Both Amy and River were shaped from a very young age by their knowledge of the Doctor, and honestly, he treats River like a child very much of the time. Even in The Wedding of River Song, where he supposedly marries her, he doesn’t let her in on the plan until the very last second. He basically just gives her shit about her decision the whole time. Again, the Doctor does that a lot, especially in Moff’s version of the show. He doesn’t explain himself. He doesn’t let the people around him make informed decisions. The Doctor does what he wants, manipulates who he needs to, and lets the chips fall where he wants them to fall.
It’s not sexist because of the choices the women make. It’s sexist because the women almost never get to make them.

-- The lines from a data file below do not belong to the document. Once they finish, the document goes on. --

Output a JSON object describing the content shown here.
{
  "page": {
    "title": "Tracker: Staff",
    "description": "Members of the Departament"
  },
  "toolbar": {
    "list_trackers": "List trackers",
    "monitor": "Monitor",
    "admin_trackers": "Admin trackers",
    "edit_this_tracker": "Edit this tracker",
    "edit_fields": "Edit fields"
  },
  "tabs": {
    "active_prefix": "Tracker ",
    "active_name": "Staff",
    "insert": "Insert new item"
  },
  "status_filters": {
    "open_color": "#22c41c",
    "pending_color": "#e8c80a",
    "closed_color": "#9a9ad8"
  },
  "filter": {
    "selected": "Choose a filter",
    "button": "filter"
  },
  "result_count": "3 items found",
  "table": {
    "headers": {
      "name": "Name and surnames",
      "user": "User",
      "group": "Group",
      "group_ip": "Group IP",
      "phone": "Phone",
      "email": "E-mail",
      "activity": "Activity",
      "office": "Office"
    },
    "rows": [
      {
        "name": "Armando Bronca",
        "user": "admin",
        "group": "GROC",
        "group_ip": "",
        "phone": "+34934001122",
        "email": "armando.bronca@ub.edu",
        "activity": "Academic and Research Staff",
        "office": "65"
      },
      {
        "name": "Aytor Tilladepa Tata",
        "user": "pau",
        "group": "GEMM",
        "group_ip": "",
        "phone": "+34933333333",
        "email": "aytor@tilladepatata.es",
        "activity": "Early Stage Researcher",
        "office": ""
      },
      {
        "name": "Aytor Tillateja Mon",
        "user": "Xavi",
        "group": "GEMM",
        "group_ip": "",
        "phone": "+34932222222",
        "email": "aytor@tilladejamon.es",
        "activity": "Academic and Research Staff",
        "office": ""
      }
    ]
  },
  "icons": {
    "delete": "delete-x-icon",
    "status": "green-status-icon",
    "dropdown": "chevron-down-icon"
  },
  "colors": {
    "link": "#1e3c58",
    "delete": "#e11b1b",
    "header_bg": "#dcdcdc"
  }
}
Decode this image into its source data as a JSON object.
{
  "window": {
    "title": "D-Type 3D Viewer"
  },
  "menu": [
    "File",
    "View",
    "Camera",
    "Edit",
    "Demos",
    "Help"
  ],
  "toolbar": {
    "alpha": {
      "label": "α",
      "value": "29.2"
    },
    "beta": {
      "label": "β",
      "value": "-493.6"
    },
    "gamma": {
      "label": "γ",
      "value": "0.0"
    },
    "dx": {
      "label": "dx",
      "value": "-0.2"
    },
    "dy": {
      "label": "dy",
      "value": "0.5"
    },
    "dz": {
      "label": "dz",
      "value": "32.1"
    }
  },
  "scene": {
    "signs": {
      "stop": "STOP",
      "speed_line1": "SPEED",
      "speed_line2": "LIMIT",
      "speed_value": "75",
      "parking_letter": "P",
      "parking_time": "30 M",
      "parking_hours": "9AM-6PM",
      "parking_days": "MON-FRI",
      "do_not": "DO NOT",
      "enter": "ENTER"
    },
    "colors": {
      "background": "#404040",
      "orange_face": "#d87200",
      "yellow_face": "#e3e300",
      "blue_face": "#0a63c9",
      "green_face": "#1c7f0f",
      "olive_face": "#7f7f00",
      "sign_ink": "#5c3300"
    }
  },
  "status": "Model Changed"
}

They’re constantly put in “damsel in distress” type situations, like Amy was in Asylum of the Daleks. And before that in… most episodes. The Doctor and Rory spend a lot of time saving Amy, protecting Amy, guarding Amy, etc. And that wouldn’t be a problem if this were real life, where saving people just makes you decent. But it’s not real life. It’s a TV show. Moff writes these situations, he has control over what happens in them. THAT’S why it’s a problem. Moff writes all of his women the same way. Every dynamic he gives us is problematic, especially the Doctor and River Song, who is basically his brainwashed child bride at the beginning of their courtship. That is fucked up. Seriously. Think about it. How can she really give meaningful consent in that situation? We know her whole life has been gearing up to kill him. We know she’s brainwashed. And we know that Moffat wrote her this way intentionally. That is why it’s sexist.
If these were real women making real choices, that would be a different thing entirely. What’s going on here is that a man (Steven Moffat) is putting his female characters in fucked up, problematic situations and acting like that’s totally fine, normal, and not something we should be concerned about. THAT is why it’s sexist. Not to mention the numerous sexist things Moffat has said in interviews.
That said, you don’t have to now hate Doctor Who, or even Moffat. You don’t. But refusing to acknowledge the sexist elements of this show isn’t going to make them magically disappear. There ARE problems with his writing. There ARE problems with Doctor Who. And I care because I adore this show. I have been watching Doctor Who for years and years, and if I didn’t care about the show, I wouldn’t care nearly as much about the way it’s being written. The problem with Doctor Who is that Moffat and his fans refuse to acknowledge when Moffat does something wrong. The refuse to learn. they refuse to get better, because they’re so concerned with defending themselves against accusations of sexism that they don’t consider what the accusers are saying, and whether or not those accusations have some merit.
Good people screw up. So do good shows. The best thing to do is admit it, accept it, and try to do better moving forward.